Por sua vez, na fase contenciosa os ascendentes, identificando-se como residentes na mesma morada, alegando que não auferem outros rendimentos além da reforma do progenitor HH no montante de € 398,44 para afirmarem o respetivo direito à pensão, no pressuposto da invocação que a soma do rendimento de ambos, do casal, não excede o dobro do valor da pensão social. Esse mesmo pressuposto, aliás, reiteram os progenitores do sinistrado no recurso que apresentam [cfr. conclusão 10. do recurso, com a devida precisão de que o valor contido nessa conclusão quanto à pensão social em 2022 não se mostra correto, já que a Portaria n.º 301/2021 de 15-12 fixou no seu artigo 18.º o valor da pensão social em € 213,91).

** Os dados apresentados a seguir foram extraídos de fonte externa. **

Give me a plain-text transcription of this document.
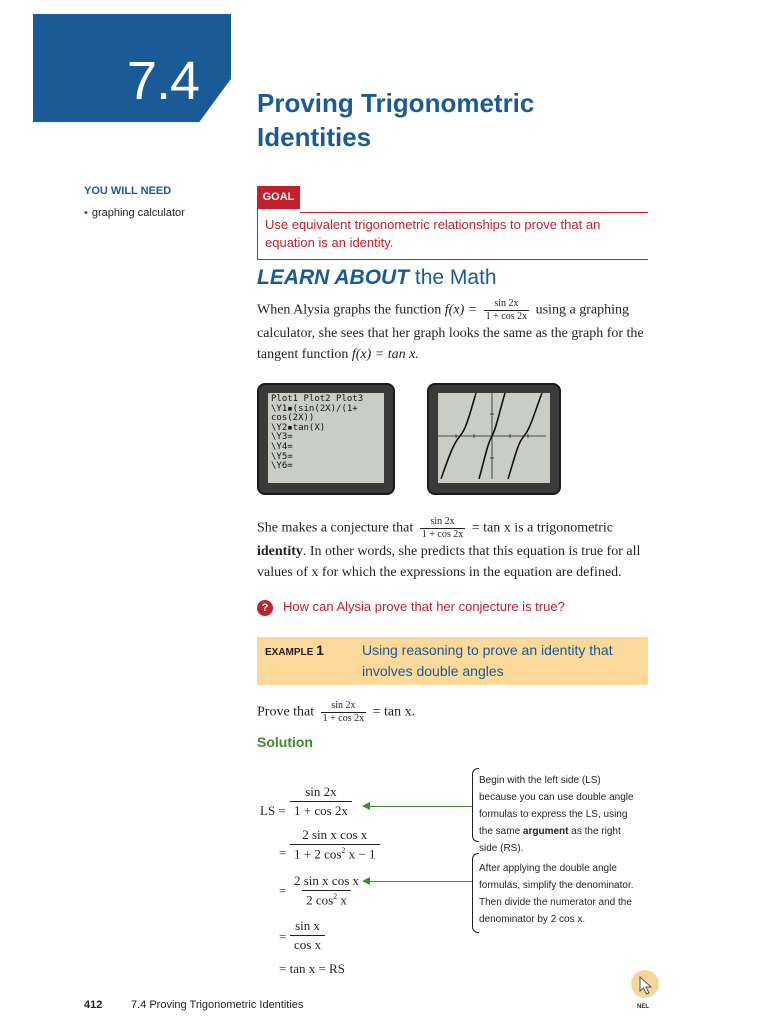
7.4 Proving Trigonometric Identities
YOU WILL NEED
• graphing calculator
GOAL
Use equivalent trigonometric relationships to prove that an equation is an identity.
LEARN ABOUT the Math
When Alysia graphs the function $f(x) = \frac{\sin 2x}{1 + \cos 2x}$ using a graphing calculator, she sees that her graph looks the same as the graph for the tangent function f(x) = tan x.
Plot1 Plot2 Plot3
\Y1▪(sin(2X)/(1+
cos(2X))
\Y2▪tan(X)
\Y3=
\Y4=
\Y5=
\Y6=
She makes a conjecture that $\frac{\sin 2x}{1 + \cos 2x} = \tan x$ is a trigonometric identity. In other words, she predicts that this equation is true for all values of x for which the expressions in the equation are defined.
?	How can Alysia prove that her conjecture is true?
EXAMPLE 1	Using reasoning to prove an identity that involves double angles
Prove that $\frac{\sin 2x}{1 + \cos 2x} = \tan x$.
Solution
LS = $\frac{\sin 2x}{1 + \cos 2x}$
= $\frac{\text{2 sin x cos x}}{1 + 2 \cos^2 x - 1}$
= $\frac{\text{2 sin x cos x}}{2 \cos^2 x}$
= $\frac{\text{sin x}}{\text{cos x}}$
= tan x = RS
Begin with the left side (LS) because you can use double angle formulas to express the LS, using the same argument as the right side (RS).
After applying the double angle formulas, simplify the denominator. Then divide the numerator and the denominator by 2 cos x.
412	7.4 Proving Trigonometric Identities	NEL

Se atentarmos, aliás, no supra transcrito excerto da fundamentação da sentença recorrida, verificamos que a mesma se reporta aos progenitores do sinistrado como sendo um casal (ainda que a propósito da discussão da matéria atinente à alegada contribuição do sinistrado para as despesas dos progenitores).

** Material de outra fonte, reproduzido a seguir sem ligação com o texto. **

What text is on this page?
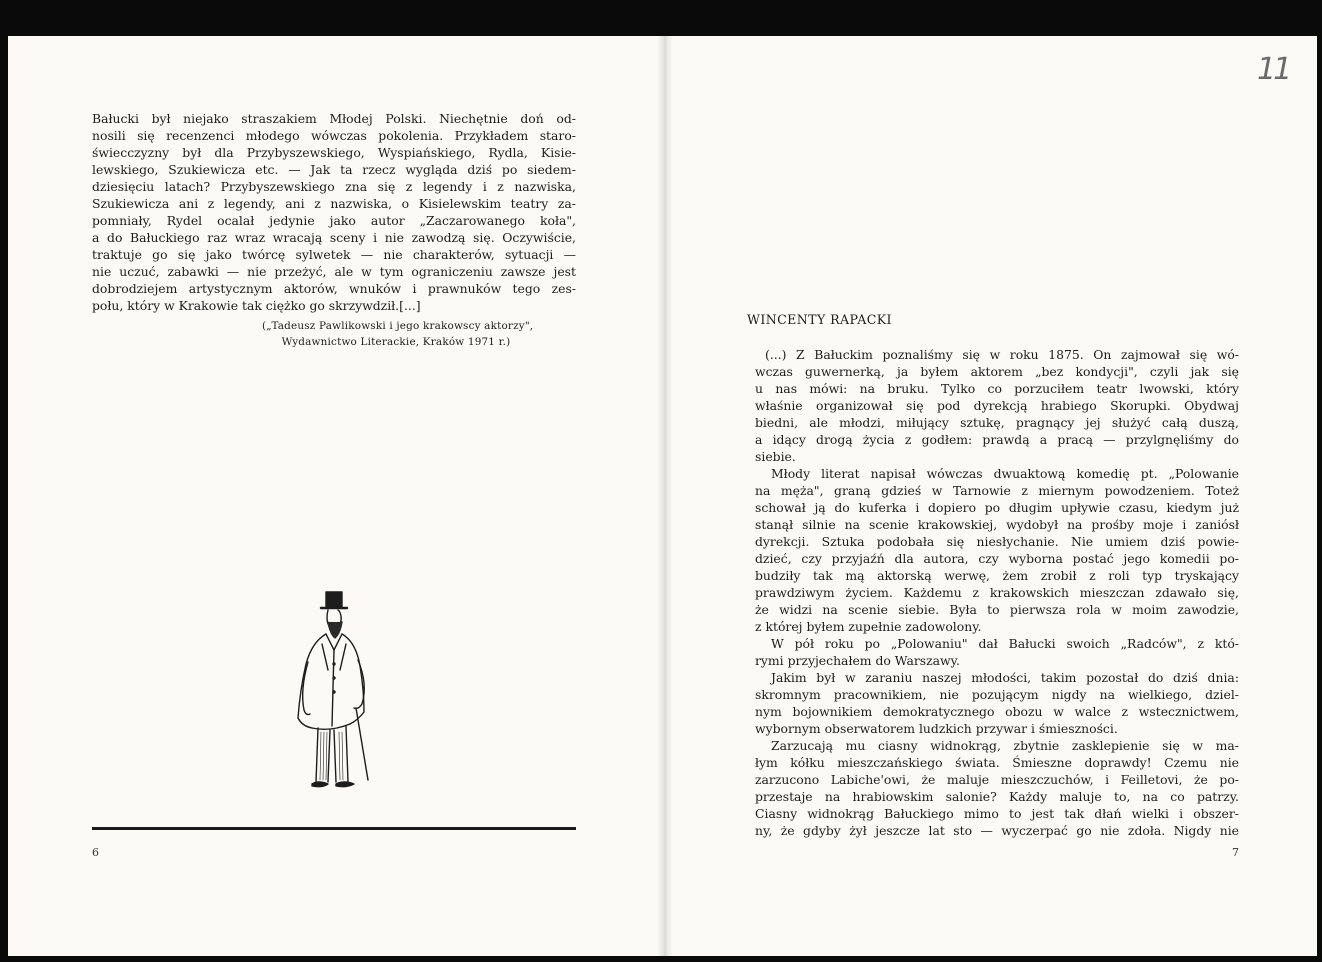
Bałucki był niejako straszakiem Młodej Polski. Niechętnie doń od-
nosili się recenzenci młodego wówczas pokolenia. Przykładem staro-
świecczyzny był dla Przybyszewskiego, Wyspiańskiego, Rydla, Kisie-
lewskiego, Szukiewicza etc. — Jak ta rzecz wygląda dziś po siedem-
dziesięciu latach? Przybyszewskiego zna się z legendy i z nazwiska,
Szukiewicza ani z legendy, ani z nazwiska, o Kisielewskim teatry za-
pomniały, Rydel ocalał jedynie jako autor „Zaczarowanego koła",
a do Bałuckiego raz wraz wracają sceny i nie zawodzą się. Oczywiście,
traktuje go się jako twórcę sylwetek — nie charakterów, sytuacji —
nie uczuć, zabawki — nie przeżyć, ale w tym ograniczeniu zawsze jest
dobrodziejem artystycznym aktorów, wnuków i prawnuków tego zes-
połu, który w Krakowie tak ciężko go skrzywdził.[...]
(„Tadeusz Pawlikowski i jego krakowscy aktorzy",
Wydawnictwo Literackie, Kraków 1971 r.)
6
11
WINCENTY RAPACKI
(...) Z Bałuckim poznaliśmy się w roku 1875. On zajmował się wó-
wczas guwernerką, ja byłem aktorem „bez kondycji", czyli jak się
u nas mówi: na bruku. Tylko co porzuciłem teatr lwowski, który
właśnie organizował się pod dyrekcją hrabiego Skorupki. Obydwaj
biedni, ale młodzi, miłujący sztukę, pragnący jej służyć całą duszą,
a idący drogą życia z godłem: prawdą a pracą — przylgnęliśmy do
siebie.
Młody literat napisał wówczas dwuaktową komedię pt. „Polowanie
na męża", graną gdzieś w Tarnowie z miernym powodzeniem. Toteż
schował ją do kuferka i dopiero po długim upływie czasu, kiedym już
stanął silnie na scenie krakowskiej, wydobył na prośby moje i zaniósł
dyrekcji. Sztuka podobała się niesłychanie. Nie umiem dziś powie-
dzieć, czy przyjaźń dla autora, czy wyborna postać jego komedii po-
budziły tak mą aktorską werwę, żem zrobił z roli typ tryskający
prawdziwym życiem. Każdemu z krakowskich mieszczan zdawało się,
że widzi na scenie siebie. Była to pierwsza rola w moim zawodzie,
z której byłem zupełnie zadowolony.
W pół roku po „Polowaniu" dał Bałucki swoich „Radców", z któ-
rymi przyjechałem do Warszawy.
Jakim był w zaraniu naszej młodości, takim pozostał do dziś dnia:
skromnym pracownikiem, nie pozującym nigdy na wielkiego, dziel-
nym bojownikiem demokratycznego obozu w walce z wstecznictwem,
wybornym obserwatorem ludzkich przywar i śmieszności.
Zarzucają mu ciasny widnokrąg, zbytnie zasklepienie się w ma-
łym kółku mieszczańskiego świata. Śmieszne doprawdy! Czemu nie
zarzucono Labiche'owi, że maluje mieszczuchów, i Feilletovi, że po-
przestaje na hrabiowskim salonie? Każdy maluje to, na co patrzy.
Ciasny widnokrąg Bałuckiego mimo to jest tak dłań wielki i obszer-
ny, że gdyby żył jeszcze lat sto — wyczerpać go nie zdoła. Nigdy nie
7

A questão é que o tribunal a quo face à interpretação do regime legal que efetuou em relação aos pressupostos exigidos pela lei para a afirmação do direito à pensão dos ascendentes do sinistrado – que fez depender, ao que parece, da prova de o sinistrado contribuir para as despesas dos progenitores (?), de os progenitores viverem em economia comum com o sinistrado (?), acabou por desvalorizar a matéria que verdadeiramente relevava em sede de apreciação do direito à pensão dos ascendentes do sinistrado, onde se inclui a circunstância de se tratarem de um casal, de serem casados e, bem assim, do apuramento da respetiva situação em termos de rendimentos. Isso explica também a acima apontada deficiência e obscuridade, ao não ter respondido em toda a linha à matéria vertida nos pontos 2. e 3. dos temas de prova.

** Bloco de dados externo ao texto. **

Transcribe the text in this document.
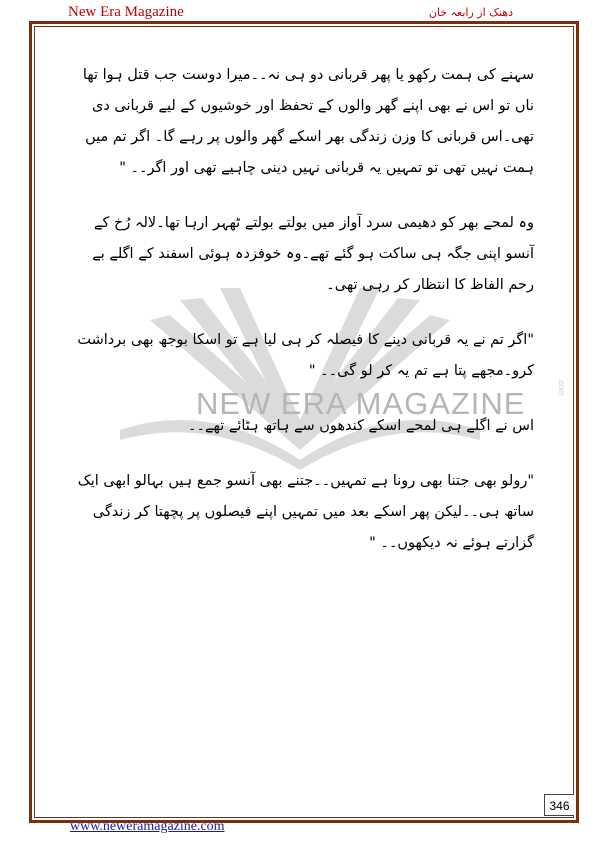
New Era Magazine	دھنک از رابعہ خان
NEW ERA MAGAZINE	.com

سہنے کی ہمت رکھو یا پھر قربانی دو ہی نہ۔۔میرا دوست جب قتل ہوا تھا ناں تو اس نے بھی اپنے گھر والوں کے تحفظ اور خوشیوں کے لیے قربانی دی تھی۔اس قربانی کا وزن زندگی بھر اسکے گھر والوں پر رہے گا۔ اگر تم میں ہمت نہیں تھی تو تمہیں یہ قربانی نہیں دینی چاہیے تھی اور اگر۔۔ "

وہ لمحے بھر کو دھیمی سرد آواز میں بولتے بولتے ٹھہر ارہا تھا۔لالہ رُخ کے آنسو اپنی جگہ ہی ساکت ہو گئے تھے۔وہ خوفزدہ ہوئی اسفند کے اگلے بے رحم الفاظ کا انتظار کر رہی تھی۔

"اگر تم نے یہ قربانی دینے کا فیصلہ کر ہی لیا ہے تو اسکا بوجھ بھی برداشت کرو۔مجھے پتا ہے تم یہ کر لو گی۔۔ "

اس نے اگلے ہی لمحے اسکے کندھوں سے ہاتھ ہٹائے تھے۔۔

"رولو بھی جتنا بھی رونا ہے تمہیں۔۔جتنے بھی آنسو جمع ہیں بہالو ابھی ایک ساتھ ہی۔۔لیکن پھر اسکے بعد میں تمہیں اپنے فیصلوں پر پچھتا کر زندگی گزارتے ہوئے نہ دیکھوں۔۔ "

346
www.neweramagazine.com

Quanto vício de deficiência e obscuridade, a questão é que do processo não constam elementos que permitam suprir a apontada patologia, justificando-se assim a anulação da decisão proferida na 1ª instância quanto às alíneas M) e N) da matéria de facto, por forma a que seja vertida na decisão da matéria de facto – factos provados e não provados – toda a matéria relevante que foi invocada pelos Recorrentes AA. e que se mostrava ínsita nos pontos 2. e 3. dos temas de prova.

Do mesmo passo, e a justificar a anulação quanto a esse ponto determinado, reputa-se também como indispensável a ampliação da matéria de facto quanto à matéria fáctica atinente à circunstância de os Recorrentes AA. serem um casal, serem casados entre si, sendo certo que se trata de matéria essencial e indispensável ponderando o enquadramento jurídico em face do objeto do recurso dos Recorrentes AA. quanto à questão do reconhecimento do respetivo direito à pensão por morte do sinistrado e, bem assim, contando também com o que possa esperar-se de uma eventual intervenção do Supremo ao abrigo do disposto no artigo 682.º, n.º 3, do CPC. Refira-se que também nesta situação não constam do processo os elementos probatórios relevantes, não olvidando que se trata de matéria apenas suscetível de prova documental (assento de casamento). Além disso, só assim é devidamente reverenciado o princípio do contraditório e o direito à prova quanto a esse facto omitido, garantindo o duplo grau de jurisdição.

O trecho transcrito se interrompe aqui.